The thing with gluten free baking, especially if you're new to it, is that it is daunting. Here are some of my favourite excuses not to bake:
1) don't have one of the five kinds of flour I need
2) potentially disappointing results
3) don't have time to follow all the directions (letting ingredients chill or come to room temperature are the ones that get me most often)
4) so many dishes afterwards!
5) having to make some flour blend before starting
But if I am going to make thirty cakes I can't have excuses. I have to have reasons. Frankie has been sleeping poorly and I've been feeling a little worn down. Sounds like an excuse but, like the little Susie Sunshine I am, I turned that frown upside-down and made that excuse into a reason. I made a cake because I had a hard week and I would like to eat a piece of cake.
So I found the simplest recipe I could. It called for a specific flour mix - I just used all purpose/whatever I had. It called for margarine - I only had butter. It called for two eggs - I had one and a brown banana covered in fruit flies that I mashed up. It called for superfine sugar - I have literally never seen, bought, or used that stuff (has anyone?). I just used regular sugar. That's right. I just did it. Because even if you mess up a cake, you have a tasty mess that you can pour icing on.
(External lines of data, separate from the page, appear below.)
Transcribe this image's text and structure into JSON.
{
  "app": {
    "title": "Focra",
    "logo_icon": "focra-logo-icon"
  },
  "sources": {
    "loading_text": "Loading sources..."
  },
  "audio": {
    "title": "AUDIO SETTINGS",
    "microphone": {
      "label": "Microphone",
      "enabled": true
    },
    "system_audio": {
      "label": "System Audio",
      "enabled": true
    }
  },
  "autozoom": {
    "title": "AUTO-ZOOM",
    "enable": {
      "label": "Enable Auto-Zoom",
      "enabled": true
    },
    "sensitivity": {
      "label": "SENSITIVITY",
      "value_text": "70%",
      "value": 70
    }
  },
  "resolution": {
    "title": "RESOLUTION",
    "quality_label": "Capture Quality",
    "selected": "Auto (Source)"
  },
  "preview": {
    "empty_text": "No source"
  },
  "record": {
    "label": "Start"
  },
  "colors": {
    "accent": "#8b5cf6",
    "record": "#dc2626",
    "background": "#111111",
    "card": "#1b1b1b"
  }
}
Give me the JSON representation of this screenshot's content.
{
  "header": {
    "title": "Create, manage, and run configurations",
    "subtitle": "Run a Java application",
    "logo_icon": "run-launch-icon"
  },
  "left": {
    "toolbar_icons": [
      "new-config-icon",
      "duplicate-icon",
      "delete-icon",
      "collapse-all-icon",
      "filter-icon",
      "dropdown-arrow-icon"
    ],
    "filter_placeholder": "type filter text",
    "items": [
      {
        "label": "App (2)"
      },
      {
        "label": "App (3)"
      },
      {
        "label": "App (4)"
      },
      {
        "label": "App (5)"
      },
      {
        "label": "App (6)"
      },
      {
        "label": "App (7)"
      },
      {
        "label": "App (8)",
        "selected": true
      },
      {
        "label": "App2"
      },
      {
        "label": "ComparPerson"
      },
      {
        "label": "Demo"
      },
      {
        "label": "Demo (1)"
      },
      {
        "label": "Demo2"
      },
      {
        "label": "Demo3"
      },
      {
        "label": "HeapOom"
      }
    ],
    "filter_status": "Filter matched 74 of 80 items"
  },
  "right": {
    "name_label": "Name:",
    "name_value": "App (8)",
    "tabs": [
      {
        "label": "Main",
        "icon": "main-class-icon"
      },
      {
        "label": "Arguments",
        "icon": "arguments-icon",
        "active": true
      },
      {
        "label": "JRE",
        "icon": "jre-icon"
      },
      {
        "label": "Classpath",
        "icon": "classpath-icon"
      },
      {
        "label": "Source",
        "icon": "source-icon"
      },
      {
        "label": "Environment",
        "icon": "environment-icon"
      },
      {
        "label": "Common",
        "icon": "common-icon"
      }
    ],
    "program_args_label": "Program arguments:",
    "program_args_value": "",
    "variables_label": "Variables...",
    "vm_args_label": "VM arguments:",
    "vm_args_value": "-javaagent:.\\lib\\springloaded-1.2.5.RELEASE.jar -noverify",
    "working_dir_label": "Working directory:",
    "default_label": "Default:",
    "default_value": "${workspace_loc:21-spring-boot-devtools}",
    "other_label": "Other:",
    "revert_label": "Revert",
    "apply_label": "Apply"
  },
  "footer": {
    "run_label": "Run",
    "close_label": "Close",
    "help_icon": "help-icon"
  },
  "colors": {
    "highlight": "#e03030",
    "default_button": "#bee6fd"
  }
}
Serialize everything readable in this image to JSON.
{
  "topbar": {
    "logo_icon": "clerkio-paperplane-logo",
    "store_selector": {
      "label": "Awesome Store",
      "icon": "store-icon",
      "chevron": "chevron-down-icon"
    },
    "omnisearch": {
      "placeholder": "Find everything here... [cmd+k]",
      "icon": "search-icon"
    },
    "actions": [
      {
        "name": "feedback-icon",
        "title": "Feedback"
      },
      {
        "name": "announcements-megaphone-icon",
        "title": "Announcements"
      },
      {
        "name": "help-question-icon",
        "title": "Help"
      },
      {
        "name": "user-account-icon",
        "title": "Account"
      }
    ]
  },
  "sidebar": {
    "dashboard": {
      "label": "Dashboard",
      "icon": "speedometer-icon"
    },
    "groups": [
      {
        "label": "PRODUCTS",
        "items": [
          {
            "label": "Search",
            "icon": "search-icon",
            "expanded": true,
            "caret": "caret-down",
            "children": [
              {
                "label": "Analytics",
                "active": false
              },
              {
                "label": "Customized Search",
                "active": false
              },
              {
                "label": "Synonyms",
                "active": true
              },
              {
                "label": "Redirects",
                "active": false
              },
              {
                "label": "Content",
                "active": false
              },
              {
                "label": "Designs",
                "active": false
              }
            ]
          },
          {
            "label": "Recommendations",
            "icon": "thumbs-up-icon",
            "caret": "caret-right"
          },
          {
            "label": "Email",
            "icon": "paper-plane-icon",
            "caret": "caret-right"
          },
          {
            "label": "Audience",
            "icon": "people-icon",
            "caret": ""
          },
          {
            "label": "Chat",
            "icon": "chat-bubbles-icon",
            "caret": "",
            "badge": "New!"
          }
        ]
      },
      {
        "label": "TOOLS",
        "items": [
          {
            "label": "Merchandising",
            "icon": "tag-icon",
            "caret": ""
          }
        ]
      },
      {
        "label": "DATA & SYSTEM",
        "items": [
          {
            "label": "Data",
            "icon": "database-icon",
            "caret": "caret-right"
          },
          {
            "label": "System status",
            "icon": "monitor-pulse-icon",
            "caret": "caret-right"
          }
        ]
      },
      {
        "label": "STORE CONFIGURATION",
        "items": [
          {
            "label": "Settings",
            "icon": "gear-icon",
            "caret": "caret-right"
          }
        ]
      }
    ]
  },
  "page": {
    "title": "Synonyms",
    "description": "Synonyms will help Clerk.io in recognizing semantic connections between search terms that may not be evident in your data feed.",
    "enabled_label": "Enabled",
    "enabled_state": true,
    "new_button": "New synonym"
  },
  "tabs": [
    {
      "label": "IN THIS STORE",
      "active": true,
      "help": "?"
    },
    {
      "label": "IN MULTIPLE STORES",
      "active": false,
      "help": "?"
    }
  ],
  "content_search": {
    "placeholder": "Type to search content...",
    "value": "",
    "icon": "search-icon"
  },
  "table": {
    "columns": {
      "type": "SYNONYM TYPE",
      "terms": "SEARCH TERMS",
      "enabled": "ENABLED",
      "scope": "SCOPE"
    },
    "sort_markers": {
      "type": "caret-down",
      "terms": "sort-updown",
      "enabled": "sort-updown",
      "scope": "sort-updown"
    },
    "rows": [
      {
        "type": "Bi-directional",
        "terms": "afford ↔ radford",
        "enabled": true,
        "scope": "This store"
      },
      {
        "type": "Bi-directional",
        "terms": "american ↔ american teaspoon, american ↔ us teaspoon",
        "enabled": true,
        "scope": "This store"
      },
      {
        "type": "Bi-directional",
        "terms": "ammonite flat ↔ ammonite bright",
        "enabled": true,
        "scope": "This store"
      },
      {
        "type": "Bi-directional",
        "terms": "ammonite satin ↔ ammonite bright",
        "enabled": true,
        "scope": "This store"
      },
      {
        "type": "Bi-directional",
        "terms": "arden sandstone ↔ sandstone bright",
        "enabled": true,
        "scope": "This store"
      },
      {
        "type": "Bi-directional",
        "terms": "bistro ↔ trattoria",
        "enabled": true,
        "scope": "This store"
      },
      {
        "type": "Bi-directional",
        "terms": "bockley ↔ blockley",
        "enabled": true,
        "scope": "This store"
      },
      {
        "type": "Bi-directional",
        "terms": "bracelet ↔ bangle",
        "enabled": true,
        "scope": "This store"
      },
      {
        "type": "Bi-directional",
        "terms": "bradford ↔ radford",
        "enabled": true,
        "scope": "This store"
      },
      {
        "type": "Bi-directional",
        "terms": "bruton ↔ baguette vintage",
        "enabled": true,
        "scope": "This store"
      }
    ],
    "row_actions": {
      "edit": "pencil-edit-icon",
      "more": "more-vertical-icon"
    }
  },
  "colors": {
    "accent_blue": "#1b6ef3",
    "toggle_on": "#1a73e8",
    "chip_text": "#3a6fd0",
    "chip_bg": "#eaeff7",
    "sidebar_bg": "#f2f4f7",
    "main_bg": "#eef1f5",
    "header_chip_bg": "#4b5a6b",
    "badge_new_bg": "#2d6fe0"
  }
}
The instructions said it would take 15 minutes to prep. It took me 17. The instructions said it would take 25 minutes to bake. It took 40. But it was good. And I did it. My first cake.
The recipe said "ice and decorate however you like." I like a little more direction than that, but I just improvised icing. I mixed some icing sugar with a little milk, vanilla extract, and some rum. Then when I went out to take a picture of it in the sun (the next morning) I found some strawberries in my strawberry patch. So I put those on top. Bippity, boppity, boop. Cake.
The recipe came from this book I found at the Book Mark. It's called Gluten-Free Baking and it's by a British fellow named Phil Vickery. He was the head chef at a fancy restaurant in England where he lost and then regained a Michelin star. I haven't made much from it but what I have made has been mixed. This recipe was simple and the cake turned out really moist with a good crumb. I can't find it on his website, but here is his recipe for cupcakes, which is quite similar.
He calls for vegetable glycerine, which I had never used. He claims that it helps gluten free baked goods retain moisture and gives it that cake-y feeling in your mouth. I found it at Planet Organic and it wasn't super expensive.
So that's my first cake. At the end of a long, kinda hard day. A rushed, improvised, barely-made cake.
I'll probably eat this whole thing today.